Анвар кивнул, совершенно правильно понимая напряженное выражение лица друга. Совершенно очевидно, что Малик просто не может положиться на самого себя.
* * *
Эми постаралась поудобнее устроиться на земле, но она была настолько крепко привязана к шесту, что смогла подвинуться лишь на несколько дюймов. На лагерь опустилась густая тьма, и все спали, однако на полотне палатки четко вырисовывались тени тех, кто охранял ее, – они медленно, словно в театре марионеток, двигались, освещенные сзади.
Женщины наконец-то оставили ее одну, и похитителя тоже не было видно.
Эми отказалась от ужина, принесенного старухой, и с тех пор на нее уже не обращали внимания. С наступлением ночи шум за стенами палатки постепенно затих, и казалось, что тишина скрывает за собой множество опасностей. Она уже до боли стерла запястья, пытаясь ослабить путы. Ноги затекли, страшно хотелось есть, голова буквально раскалывалась от боли.
А самое главное, было очень страшно.
За палаткой послышалось движение, и девушка тут же притворилась спящей, положив голову на руки, но сквозь прикрытые ресницы наблюдая за входом. Вошел Малик-бей и через голову снял рубаху, обнажив широкие плечи и мускулистые руки.
Эми сквозь прикрытые веки внимательно следила за ним, хотя при тусклом свете очага это оказалось нелегко. Малик подошел к ней еще на шаг и из кучи в углу достал плетеный коврик.
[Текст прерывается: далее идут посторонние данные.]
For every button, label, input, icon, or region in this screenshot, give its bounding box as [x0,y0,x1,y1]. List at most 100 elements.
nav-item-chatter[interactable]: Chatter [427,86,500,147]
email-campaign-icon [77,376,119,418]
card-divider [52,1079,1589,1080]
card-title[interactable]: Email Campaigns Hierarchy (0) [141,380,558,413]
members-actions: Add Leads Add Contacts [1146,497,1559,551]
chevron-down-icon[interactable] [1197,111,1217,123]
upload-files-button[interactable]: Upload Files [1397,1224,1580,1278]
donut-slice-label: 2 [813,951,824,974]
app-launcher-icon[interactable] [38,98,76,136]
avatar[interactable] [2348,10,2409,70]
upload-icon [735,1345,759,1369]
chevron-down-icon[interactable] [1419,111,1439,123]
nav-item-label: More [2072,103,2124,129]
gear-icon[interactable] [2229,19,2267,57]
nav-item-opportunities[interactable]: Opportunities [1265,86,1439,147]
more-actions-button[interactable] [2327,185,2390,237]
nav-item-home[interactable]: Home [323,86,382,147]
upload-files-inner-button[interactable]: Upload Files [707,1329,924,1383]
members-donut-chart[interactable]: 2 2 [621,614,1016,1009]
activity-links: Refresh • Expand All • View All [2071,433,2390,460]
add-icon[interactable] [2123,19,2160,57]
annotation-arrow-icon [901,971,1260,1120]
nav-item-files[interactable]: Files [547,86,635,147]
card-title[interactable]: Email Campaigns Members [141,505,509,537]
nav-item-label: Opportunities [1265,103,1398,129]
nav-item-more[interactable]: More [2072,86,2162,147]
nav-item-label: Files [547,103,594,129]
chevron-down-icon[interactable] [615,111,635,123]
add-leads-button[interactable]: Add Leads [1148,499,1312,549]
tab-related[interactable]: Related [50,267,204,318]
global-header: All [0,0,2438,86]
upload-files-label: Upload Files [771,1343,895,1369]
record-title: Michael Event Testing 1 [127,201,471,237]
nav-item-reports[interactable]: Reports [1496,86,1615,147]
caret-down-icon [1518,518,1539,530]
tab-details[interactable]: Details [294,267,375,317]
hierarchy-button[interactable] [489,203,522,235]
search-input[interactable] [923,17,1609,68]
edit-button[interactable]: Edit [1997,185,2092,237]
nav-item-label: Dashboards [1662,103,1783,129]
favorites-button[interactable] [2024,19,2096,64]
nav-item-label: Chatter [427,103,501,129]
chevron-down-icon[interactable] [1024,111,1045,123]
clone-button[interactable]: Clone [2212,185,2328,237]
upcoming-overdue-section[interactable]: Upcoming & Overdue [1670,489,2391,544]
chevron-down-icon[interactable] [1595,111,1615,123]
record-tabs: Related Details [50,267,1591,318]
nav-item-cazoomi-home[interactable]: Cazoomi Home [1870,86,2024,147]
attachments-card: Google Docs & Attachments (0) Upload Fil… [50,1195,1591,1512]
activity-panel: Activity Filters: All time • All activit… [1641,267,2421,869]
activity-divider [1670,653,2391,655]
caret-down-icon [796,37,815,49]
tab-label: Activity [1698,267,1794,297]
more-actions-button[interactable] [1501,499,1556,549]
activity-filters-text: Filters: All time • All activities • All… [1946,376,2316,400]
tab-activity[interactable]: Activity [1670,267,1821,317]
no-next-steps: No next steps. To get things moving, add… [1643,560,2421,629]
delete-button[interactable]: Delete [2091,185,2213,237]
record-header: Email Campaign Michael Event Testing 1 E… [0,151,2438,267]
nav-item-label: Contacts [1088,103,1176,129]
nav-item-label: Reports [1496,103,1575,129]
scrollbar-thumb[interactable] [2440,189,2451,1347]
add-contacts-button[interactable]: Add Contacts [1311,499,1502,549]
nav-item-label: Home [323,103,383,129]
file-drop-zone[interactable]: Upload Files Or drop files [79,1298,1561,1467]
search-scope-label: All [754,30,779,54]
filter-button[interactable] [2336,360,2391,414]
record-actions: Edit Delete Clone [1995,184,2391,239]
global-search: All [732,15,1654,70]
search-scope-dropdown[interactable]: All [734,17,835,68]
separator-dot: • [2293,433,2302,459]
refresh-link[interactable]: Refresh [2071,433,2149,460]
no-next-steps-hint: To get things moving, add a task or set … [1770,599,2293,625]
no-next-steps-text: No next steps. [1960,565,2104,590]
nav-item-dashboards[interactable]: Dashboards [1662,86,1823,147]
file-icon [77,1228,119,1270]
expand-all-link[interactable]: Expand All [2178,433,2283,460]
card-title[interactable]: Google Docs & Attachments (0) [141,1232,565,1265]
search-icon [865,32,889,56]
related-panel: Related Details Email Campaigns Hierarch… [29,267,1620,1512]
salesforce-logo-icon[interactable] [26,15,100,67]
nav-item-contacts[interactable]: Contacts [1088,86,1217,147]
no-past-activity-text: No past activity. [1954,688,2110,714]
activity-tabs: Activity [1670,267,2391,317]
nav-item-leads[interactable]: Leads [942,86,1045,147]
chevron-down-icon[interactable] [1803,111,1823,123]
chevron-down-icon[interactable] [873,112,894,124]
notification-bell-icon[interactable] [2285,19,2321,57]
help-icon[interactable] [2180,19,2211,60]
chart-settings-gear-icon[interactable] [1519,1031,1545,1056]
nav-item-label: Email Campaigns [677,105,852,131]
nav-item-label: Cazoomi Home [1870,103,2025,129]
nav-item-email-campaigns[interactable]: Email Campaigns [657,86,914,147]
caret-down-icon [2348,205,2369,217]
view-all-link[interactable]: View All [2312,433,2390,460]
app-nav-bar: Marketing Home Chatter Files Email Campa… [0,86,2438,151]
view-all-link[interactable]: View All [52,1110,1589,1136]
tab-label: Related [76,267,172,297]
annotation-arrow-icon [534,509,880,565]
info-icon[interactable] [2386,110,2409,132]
Он снял ремень, и рука его потянулась к ножу, заткнутому за пояс брюк.
Эми затаила дыхание, из последних сил заставляя себя оставаться неподвижной. Ее похититель явно раздевался. Неужели он собирался здесь спать? С точки зрения сохранности его добычи это, конечно, имело смысл, но мысль о том, что он будет вот так близко всю ночь, что ей предстоит дышать с ним одним воздухом, заставила девушку содрогнуться.
Он пошевелился, и она зажмурила глаза, внимательно прислушиваясь к тому, как он встал на колени рядом с ней. Она замерла, стараясь дышать как можно ровнее. Малик погладил ее по волосам, а потом приложил ладонь тыльной стороной к щеке девушки. Резко поднялся, глубоко вздохнул, и она услышала, как он подошел к коврику и опустился на него.
Эми отважилась приоткрыть глаза и увидела, что мужчина лежит спиной к ней, небрежно прикрывшись плащом. Она прислушалась к его дыханию: вот оно стало ровным, тогда она вытянула ноги и постаралась расслабиться и заставить себя отдохнуть.
Почему он так нежно прикоснулся к ней? Это было не похоже на жест торговца живым товаром, а в планы его входило, несомненно, именно это. Зачем еще она ему нужна? Никто не домогался ее физически, и это только потому, что ему нужна максимальная цена за ее неоскверненное тело. Очевидно, для этого он и улегся сейчас рядом с ней – чтобы быть вполне уверенным, что никто другой не посягнет на нее. Эми не очень разбиралась в подобных вещах, но она внимательно читала газеты, и статьи о мятежниках произвели на нее глубокое впечатление. Она запомнила их в подробностях.
Веки девушки становились все тяжелее, а свет лампы все туманнее. Трудно было поверить в то, что она сможет спать в подобных условиях, но события сегодняшнего дня оказались слишком утомительными. Разум Эми подобрался к границе реальности, а потом незаметно и легко скользнул за нее.